Oxfam and Development Finance International (DFI) released a new report yesterday that found that 43 out of 55 African Union member states face public expenditure cuts totaling $183 billion over the next five years. If these cuts are implemented, their chances of achieving the UN’s Sustainable Development Goals will likely disappear. A study of IMF COVID-19 loans by Oxfam in 2021 revealed that the Fund encouraged 33 African countries to pursue austerity policies in the aftermath of the health crisis. The pandemic has not ended but these policies are already taking shape across Africa.

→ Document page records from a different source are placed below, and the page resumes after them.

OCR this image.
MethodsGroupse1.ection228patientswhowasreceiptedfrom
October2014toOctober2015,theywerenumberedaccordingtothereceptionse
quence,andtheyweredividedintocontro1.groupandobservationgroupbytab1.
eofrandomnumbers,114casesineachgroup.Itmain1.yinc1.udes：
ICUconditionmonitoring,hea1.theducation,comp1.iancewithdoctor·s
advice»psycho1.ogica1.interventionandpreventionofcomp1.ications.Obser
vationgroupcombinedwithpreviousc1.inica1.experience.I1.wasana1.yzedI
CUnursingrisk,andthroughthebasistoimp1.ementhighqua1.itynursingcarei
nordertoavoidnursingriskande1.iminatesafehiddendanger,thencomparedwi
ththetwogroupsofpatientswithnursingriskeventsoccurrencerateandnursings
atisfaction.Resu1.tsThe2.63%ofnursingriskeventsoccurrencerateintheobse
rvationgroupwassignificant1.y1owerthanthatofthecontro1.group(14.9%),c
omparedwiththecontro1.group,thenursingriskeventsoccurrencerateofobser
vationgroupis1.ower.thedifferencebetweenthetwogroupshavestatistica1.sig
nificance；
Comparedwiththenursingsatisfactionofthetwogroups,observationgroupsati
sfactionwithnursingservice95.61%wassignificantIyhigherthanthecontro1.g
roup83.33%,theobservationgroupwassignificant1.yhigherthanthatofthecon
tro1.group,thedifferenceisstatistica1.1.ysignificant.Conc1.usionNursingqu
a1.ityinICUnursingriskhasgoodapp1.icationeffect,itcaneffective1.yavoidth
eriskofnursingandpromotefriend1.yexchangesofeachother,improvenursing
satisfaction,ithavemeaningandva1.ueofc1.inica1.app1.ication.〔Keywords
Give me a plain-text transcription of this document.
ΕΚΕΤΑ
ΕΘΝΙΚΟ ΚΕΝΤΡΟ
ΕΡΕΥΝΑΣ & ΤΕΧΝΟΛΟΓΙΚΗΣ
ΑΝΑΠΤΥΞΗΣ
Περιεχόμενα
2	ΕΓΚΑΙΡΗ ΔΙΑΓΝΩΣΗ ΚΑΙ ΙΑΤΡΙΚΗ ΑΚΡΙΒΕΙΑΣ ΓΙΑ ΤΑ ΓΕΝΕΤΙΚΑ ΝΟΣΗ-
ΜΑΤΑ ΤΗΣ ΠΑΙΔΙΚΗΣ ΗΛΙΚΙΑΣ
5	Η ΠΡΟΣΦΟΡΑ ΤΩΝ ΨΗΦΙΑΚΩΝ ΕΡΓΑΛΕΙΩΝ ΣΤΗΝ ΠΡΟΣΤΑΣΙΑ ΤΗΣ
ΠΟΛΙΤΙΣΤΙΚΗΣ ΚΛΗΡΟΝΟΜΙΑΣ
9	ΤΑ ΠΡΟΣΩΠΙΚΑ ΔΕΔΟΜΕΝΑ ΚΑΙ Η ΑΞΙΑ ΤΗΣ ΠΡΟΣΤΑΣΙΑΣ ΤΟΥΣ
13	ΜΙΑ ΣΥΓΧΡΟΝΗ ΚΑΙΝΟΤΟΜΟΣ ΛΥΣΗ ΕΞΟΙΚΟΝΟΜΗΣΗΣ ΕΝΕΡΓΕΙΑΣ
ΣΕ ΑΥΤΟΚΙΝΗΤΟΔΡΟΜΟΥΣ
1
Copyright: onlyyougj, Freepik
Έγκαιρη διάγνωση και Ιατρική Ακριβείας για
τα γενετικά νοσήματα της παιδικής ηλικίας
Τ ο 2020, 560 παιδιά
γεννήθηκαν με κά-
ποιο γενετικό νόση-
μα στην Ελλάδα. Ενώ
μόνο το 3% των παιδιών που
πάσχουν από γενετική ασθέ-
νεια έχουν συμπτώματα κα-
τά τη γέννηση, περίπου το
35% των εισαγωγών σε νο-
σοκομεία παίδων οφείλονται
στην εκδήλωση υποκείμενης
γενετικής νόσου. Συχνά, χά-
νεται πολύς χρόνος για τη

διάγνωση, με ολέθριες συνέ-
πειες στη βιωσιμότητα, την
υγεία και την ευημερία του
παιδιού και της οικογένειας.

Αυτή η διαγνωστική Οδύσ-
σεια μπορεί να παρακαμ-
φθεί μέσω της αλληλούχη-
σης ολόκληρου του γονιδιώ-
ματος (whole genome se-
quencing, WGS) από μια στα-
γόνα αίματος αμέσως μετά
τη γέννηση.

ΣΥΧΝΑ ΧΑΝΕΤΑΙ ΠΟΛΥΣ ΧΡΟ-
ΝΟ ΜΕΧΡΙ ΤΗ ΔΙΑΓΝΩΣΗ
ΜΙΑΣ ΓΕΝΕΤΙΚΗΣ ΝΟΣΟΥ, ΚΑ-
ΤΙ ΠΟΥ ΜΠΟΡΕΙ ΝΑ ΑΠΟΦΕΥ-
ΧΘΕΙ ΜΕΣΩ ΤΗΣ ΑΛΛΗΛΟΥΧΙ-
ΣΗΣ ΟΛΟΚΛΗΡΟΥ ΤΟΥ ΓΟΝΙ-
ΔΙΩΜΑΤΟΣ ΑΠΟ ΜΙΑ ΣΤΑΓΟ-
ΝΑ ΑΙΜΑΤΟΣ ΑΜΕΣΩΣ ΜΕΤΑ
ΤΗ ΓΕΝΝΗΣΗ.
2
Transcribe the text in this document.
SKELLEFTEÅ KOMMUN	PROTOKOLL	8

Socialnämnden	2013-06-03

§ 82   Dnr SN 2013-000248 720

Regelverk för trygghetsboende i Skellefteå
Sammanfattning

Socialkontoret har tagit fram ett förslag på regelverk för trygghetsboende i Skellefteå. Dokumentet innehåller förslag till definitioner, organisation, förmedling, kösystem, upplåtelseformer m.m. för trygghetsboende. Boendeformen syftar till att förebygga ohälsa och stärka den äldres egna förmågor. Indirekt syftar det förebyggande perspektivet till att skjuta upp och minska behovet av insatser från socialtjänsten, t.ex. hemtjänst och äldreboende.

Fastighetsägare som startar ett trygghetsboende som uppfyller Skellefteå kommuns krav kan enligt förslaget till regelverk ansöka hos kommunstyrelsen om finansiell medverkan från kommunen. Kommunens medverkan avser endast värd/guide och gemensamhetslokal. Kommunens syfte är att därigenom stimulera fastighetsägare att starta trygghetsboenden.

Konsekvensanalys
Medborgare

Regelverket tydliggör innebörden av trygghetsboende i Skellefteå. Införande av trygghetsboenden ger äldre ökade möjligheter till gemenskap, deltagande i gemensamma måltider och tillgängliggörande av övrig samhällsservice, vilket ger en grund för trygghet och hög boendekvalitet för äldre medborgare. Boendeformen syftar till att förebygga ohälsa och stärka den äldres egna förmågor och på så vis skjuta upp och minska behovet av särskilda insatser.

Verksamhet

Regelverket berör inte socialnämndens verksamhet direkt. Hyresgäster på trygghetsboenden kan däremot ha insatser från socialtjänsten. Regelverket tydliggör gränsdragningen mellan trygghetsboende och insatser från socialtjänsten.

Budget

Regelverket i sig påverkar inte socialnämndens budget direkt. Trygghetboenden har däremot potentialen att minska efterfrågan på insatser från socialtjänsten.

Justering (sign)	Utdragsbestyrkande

The research also reveals that African governments’ failure to tackle inequality – through support for public healthcare and education, workers’ rights and a fair tax system – left them woefully ill-equipped to tackle the COVID-19 pandemic. The IMF has played a role in these failures by promoting a policy agenda that attempts to balance national budgets by cutting public services, raising taxes on the poorest, and weakening labor rights and safeguards. As a result, when COVID-19 struck, 52 percent of Africans lacked access to healthcare, and 83 percent lacked safety nets in case they lost their job or fell ill.
“The IMF must suspend austerity conditions on existing loans and increase access to emergency financing. It should encourage countries to increase taxes on the wealthiest and corporations to replenish depleted coffers and shrink widening inequality. That would actually be good advice”, Abdo added.